It is 17 October 2019, the opening day of a trial in Hamburg's imposing criminal justice building that is historic in more ways than one. Bruno Dey is accused of being an accessory to a crime that took place more than seven decades ago: the murder of at least 5,230 inmates at Stutthof, a Nazi concentration camp in present-day Poland. He was seventeen at the time, and a member of the SS unit charged with administering and guarding the camps. Dey admits he served as a guard at Stutthof from August 1944 to April 1945, but he denies the accusation that he had any role in the murders, even as an accessory.

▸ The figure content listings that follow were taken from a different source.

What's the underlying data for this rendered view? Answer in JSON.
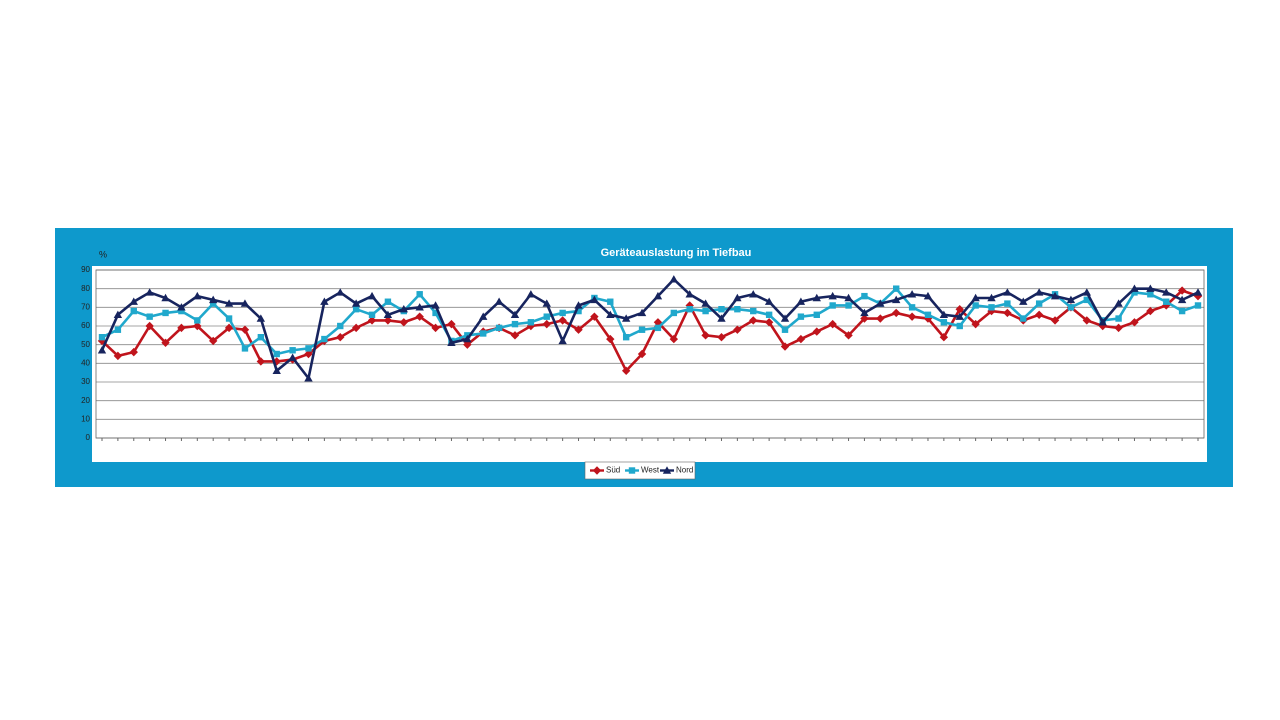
{
  "chart_data": {
    "type": "line",
    "title": "Geräteauslastung im Tiefbau",
    "y_label": "%",
    "categories": [
      null,
      null,
      null,
      null,
      null,
      null,
      null,
      null,
      null,
      null,
      null,
      null,
      null,
      null,
      null,
      null,
      null,
      null,
      null,
      null,
      null,
      null,
      null,
      null,
      null,
      null,
      null,
      null,
      null,
      null,
      null,
      null,
      null,
      null,
      null,
      null,
      null,
      null,
      null,
      null,
      null,
      null,
      null,
      null,
      null,
      null,
      null,
      null,
      null,
      null,
      null,
      null,
      null,
      null,
      null,
      null,
      null,
      null,
      null,
      null,
      null,
      null,
      null,
      null,
      null,
      null,
      null,
      null,
      null,
      null
    ],
    "series": [
      {
        "name": "Süd",
        "color": "#c0141c",
        "marker": "diamond",
        "values": [
          52,
          44,
          46,
          60,
          51,
          59,
          60,
          52,
          59,
          58,
          41,
          41,
          42,
          45,
          52,
          54,
          59,
          63,
          63,
          62,
          65,
          59,
          61,
          50,
          57,
          59,
          55,
          60,
          61,
          63,
          58,
          65,
          53,
          36,
          45,
          62,
          53,
          71,
          55,
          54,
          58,
          63,
          62,
          49,
          53,
          57,
          61,
          55,
          64,
          64,
          67,
          65,
          64,
          54,
          69,
          61,
          68,
          67,
          63,
          66,
          63,
          70,
          63,
          60,
          59,
          62,
          68,
          71,
          79,
          76
        ]
      },
      {
        "name": "West",
        "color": "#20a8cc",
        "marker": "square",
        "values": [
          54,
          58,
          68,
          65,
          67,
          68,
          63,
          72,
          64,
          48,
          54,
          45,
          47,
          48,
          53,
          60,
          69,
          66,
          73,
          68,
          77,
          67,
          52,
          55,
          56,
          59,
          61,
          62,
          65,
          67,
          68,
          75,
          73,
          54,
          58,
          59,
          67,
          69,
          68,
          69,
          69,
          68,
          66,
          58,
          65,
          66,
          71,
          71,
          76,
          72,
          80,
          70,
          66,
          62,
          60,
          71,
          70,
          72,
          64,
          72,
          77,
          70,
          74,
          63,
          64,
          78,
          77,
          73,
          68,
          71
        ]
      },
      {
        "name": "Nord",
        "color": "#17245e",
        "marker": "triangle",
        "values": [
          47,
          66,
          73,
          78,
          75,
          70,
          76,
          74,
          72,
          72,
          64,
          36,
          43,
          32,
          73,
          78,
          72,
          76,
          66,
          69,
          70,
          71,
          51,
          53,
          65,
          73,
          66,
          77,
          72,
          52,
          71,
          74,
          66,
          64,
          67,
          76,
          85,
          77,
          72,
          64,
          75,
          77,
          73,
          64,
          73,
          75,
          76,
          75,
          67,
          72,
          74,
          77,
          76,
          66,
          65,
          75,
          75,
          78,
          73,
          78,
          76,
          74,
          78,
          62,
          72,
          80,
          80,
          78,
          74,
          78
        ]
      }
    ],
    "ylim": [
      0,
      90
    ],
    "yticks": [
      0,
      10,
      20,
      30,
      40,
      50,
      60,
      70,
      80,
      90
    ],
    "grid": true,
    "legend": "bottom"
  }
}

The trial of Bruno Dey comes at a poignant moment for modern Germany. After fifteen years of stable government, the Merkel era is coming to an end and support for the AFD is ever-growing. The last members of the war generation - victims and perpetrators alike - are disappearing, and with them all first-hand knowledge of how the Holocaust came to pass. Against that backdrop, what is the significance - and the legacy - of the trial? Yet Dey's trial raises questions that touch not just on German history, politics and memory culture, but also on Buck's own family history. During childhood visits to see his German grandparents, those dark years were never spoken of, but he remembers the old wedding photo on the mantelpiece in their bedroom, his grandfather in uniform with a swastika armband. He knows little else about his record during the war. Why did he never ask?
Through the prism of this gripping and complex courtroom drama Buck explores its wider significance, both political and personal. In Final Verdict he interrogates the questions: is it right to punish Bruno Dey more than seven decades after he stood guard at Stutthof concentration camp? And what would I have done in his place?